Si aujourd’hui le Centre autonome d’études et de renforcement des capacités pour le développement au Togo (CADERDT) reprend du poil de la bête avec Odilia Gnassingbé, il n’en a pas toujours été ainsi au temps où le Professeur Kako Nubukpo officiait. Très peu de Togolais ignoraient les raisons pour lesquelles ce centre était si peu médiatisé jusqu’à récemment. Jalousie par rapport au parcours de l’ancien directeur ou haine pour sa prise de position par rapport au franc CFA ? Toujours est-il qu’Adji Otèth Ayassor refusait de payer la contrepartie du Togo au CADERDT pour mettre le Professeur en difficulté.
 
En juin 2009, alors que Nubukpo était conseiller économique du Premier ministre Gilbert Fossoun Houngbo. En effet, en mission à Washington avec le Premier ministre et Ayassor pour rencontrer Dominique Strauss Kahn (DSK) alors Directeur général du FMI, le professeur a eu le malheur de ravir la vedette au ministre auprès de DSK avec lequel la question du chômage des jeunes a été discutée. Ayassor avait fait remarquer à la fin de l’entretien que lui, était venu chercher juste de l’argent auprès du FMI et que Nubukpo, conseiller du Premier ministre, lui créait des problèmes inutiles avec « les histoires de chômage des jeunes ». L’actuel ministre de la Planification du Développement, Kossi Assimaidou qui était aussi présent à l’audience en tant qu’Administrateur du Togo au FMI, a eu tous les maux du monde pour calmer l’argentier. La jeunesse se doit de savoir le rôle que l’homme de Défalé a joué dans son maintien dans le chômage au Togo.
 
Vision Togo 2030, ce rêve étouffé parce que piloté par le Professeur, n’avait pas bénéficié de bâtiment pour s’épanouir ; après la nomination de Nubuko au poste de ministre, Ayassor a refusé de faire affecter un bâtiment au projet de la Vision et c’est la Banque Mondiale qui a payé le loyer du bâtiment finalement loué, apprend-on des langues qui commencent à se délier.
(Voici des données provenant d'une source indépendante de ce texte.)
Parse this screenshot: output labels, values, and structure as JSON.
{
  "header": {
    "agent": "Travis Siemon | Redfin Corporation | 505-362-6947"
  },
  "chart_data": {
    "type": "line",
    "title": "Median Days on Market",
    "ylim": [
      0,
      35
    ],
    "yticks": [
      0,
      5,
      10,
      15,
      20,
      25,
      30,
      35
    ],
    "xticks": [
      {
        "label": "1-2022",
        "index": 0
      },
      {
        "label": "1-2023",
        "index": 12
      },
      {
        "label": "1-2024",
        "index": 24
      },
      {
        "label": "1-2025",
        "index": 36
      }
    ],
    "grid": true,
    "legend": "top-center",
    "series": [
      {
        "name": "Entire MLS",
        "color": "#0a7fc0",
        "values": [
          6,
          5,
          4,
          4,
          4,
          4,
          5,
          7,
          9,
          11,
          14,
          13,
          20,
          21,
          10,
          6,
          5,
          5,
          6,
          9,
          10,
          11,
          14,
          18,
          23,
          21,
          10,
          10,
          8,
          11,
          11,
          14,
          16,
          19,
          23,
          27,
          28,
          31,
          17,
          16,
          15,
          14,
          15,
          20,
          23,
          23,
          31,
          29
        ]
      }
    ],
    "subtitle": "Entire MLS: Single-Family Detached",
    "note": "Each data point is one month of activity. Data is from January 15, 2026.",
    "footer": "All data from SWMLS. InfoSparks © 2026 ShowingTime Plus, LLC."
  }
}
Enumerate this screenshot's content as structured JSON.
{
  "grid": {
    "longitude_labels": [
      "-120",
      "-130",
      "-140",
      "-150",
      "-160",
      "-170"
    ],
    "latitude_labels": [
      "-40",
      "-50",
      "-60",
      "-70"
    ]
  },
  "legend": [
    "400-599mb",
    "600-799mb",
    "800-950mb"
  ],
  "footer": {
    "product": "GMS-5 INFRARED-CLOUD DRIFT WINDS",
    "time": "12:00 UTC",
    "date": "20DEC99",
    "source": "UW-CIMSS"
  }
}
Le travail ayant conduit à la production d’un document de plus de 500 pages produit en guise de conclusion de Vision Togo 2030 a été partiellement financé par le Programme des Nations-Unies pour le Développement (PNUD) et la Banque Mondiale, Ayassor ayant refusé une fois encore de débloquer les fonds. Le reste n’a été que du bénévolat. Vous vous demandez qui des deux ministres poursuit des intérêts publics ou personnels à l’heure du bilan? On se pose aussi la question.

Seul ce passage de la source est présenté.